Yoga, as you now know can decrease levels of cortisol, which is a stress hormone that influences levels of serotonin (a neurotransmitter often associated with depression). There is a strong association between practicing yoga and decreased symptoms of depression. This again should come as no surprise given that yoga also has the ability to decrease stress, anxiety, and inflammation.
A study done in 2005 showed that yoga could help decrease pain & improve physical function in people with osteoarthritis in their knees. More and more research shows that practicing yoga on a regular basis can help reduce many different types of chronic pain.
Reduce pain, decrease anxiety, stress, and symptoms of depression and you are sure to improve sleep quality. Yoga has also been shown to increase the secretion of melatonin, which is a hormone that helps our bodies know when it's time to sleep and when it's time to wake up.
Much of yoga is focused on breathing and maximizing each breath that you take. A study that included 287 college students who took a yoga course for 15-weeks found that at the end of the course all had significantly increased in vital capacity. This is simply the measure of the maximum amount of air that can be expelled from the lungs.
There is lots of evidence that yoga (at room temperature) can positively affect blood pressure, however, there has been little research (until recently) that suggests hot yoga could have a similar impact. In a small study of adults with elevated or stage 1 hypertension, research presented at the American Heart Association's Hypertension 2019 Scientific Sessions showed that taking hot yoga classes lowered blood pressure.
Stacy Hunter Ph.D., study author, and assistant professor and lab director of the cardio physiology lab at Texas State University recruited a total of 10 men and women between the ages of 20 and 65 years old, along with some colleagues of hers to participant in this study. The participants either had elevated blood pressure (systolic blood pressure between 120 mmHg to 129 mmHg and diastolic pressure less than 80 mmHg) or stage 1 hypertension (130 mmHg to 139 mmHg systolic and 80 mmHg to 89 mmHg diastolic pressure). It is important to note that the adults in this study were not taking any type of blood pressure medication and were not active for at least six months before the study.
The researchers randomly assigned five participants to take three one-hour-long hot yoga classes per week for 12 weeks and assigned the other five to a control group that would not partake in any form of yoga, whatsoever. After the 12 weeks were up they compared the average blood pressure of the two groups (over a 24-hour period) as well as their perceived levels of stress and vascular function.
After the 12 weeks were up they found: In the group that practiced hot yoga, the average systolic blood pressure dropped 126 mmHg at the study's start to 121 mmHg after 12 weeks of hot yoga. Furthermore, the average diastolic pressure also decreased from 82 to 79 mmHg. Whereas the control group—the group that did not partake in any form of yoga— did not notice a change in blood pressure nor did their stress levels change.

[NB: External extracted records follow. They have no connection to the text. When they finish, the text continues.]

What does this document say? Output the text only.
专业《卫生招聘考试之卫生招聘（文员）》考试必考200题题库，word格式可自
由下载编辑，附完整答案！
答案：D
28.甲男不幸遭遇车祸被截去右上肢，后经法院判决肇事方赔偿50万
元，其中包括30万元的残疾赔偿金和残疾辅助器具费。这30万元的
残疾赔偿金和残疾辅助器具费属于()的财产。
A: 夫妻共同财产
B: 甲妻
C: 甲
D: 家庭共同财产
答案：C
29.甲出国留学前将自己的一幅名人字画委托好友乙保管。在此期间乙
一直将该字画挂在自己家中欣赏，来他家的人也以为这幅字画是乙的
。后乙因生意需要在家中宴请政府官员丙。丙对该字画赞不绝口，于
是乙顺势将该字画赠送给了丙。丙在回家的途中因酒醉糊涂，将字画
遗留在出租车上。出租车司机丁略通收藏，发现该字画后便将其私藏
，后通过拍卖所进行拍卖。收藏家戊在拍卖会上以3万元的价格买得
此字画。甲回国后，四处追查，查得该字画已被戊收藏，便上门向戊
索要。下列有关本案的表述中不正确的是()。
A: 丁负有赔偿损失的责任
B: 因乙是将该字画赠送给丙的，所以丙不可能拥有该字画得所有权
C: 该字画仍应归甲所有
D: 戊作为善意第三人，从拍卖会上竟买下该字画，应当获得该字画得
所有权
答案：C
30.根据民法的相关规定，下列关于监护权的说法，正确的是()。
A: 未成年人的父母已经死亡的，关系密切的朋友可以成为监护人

"The results of our study start the conversation that hot yoga could be feasible and effective in terms of reducing blood pressure without medication." Hunter continued, "However, larger studies need to be done before we can say with confidence that hot yoga has a positive impact of blood pressure."
According to Hunter, adults taking hot yoga classes need to make sure they are well hydrated before and are drinking plenty of water throughout the class. Dress appropriately and be aware of signs that the heat may be getting to you.
A small study showed that taking hot yoga classes 3 times per week over the course of 12 weeks lowered blood pressure. Stress levels also decreased for the participants involved in hot yoga classes. More research is needed to determine if hot yoga does have a positive impact on blood pressure.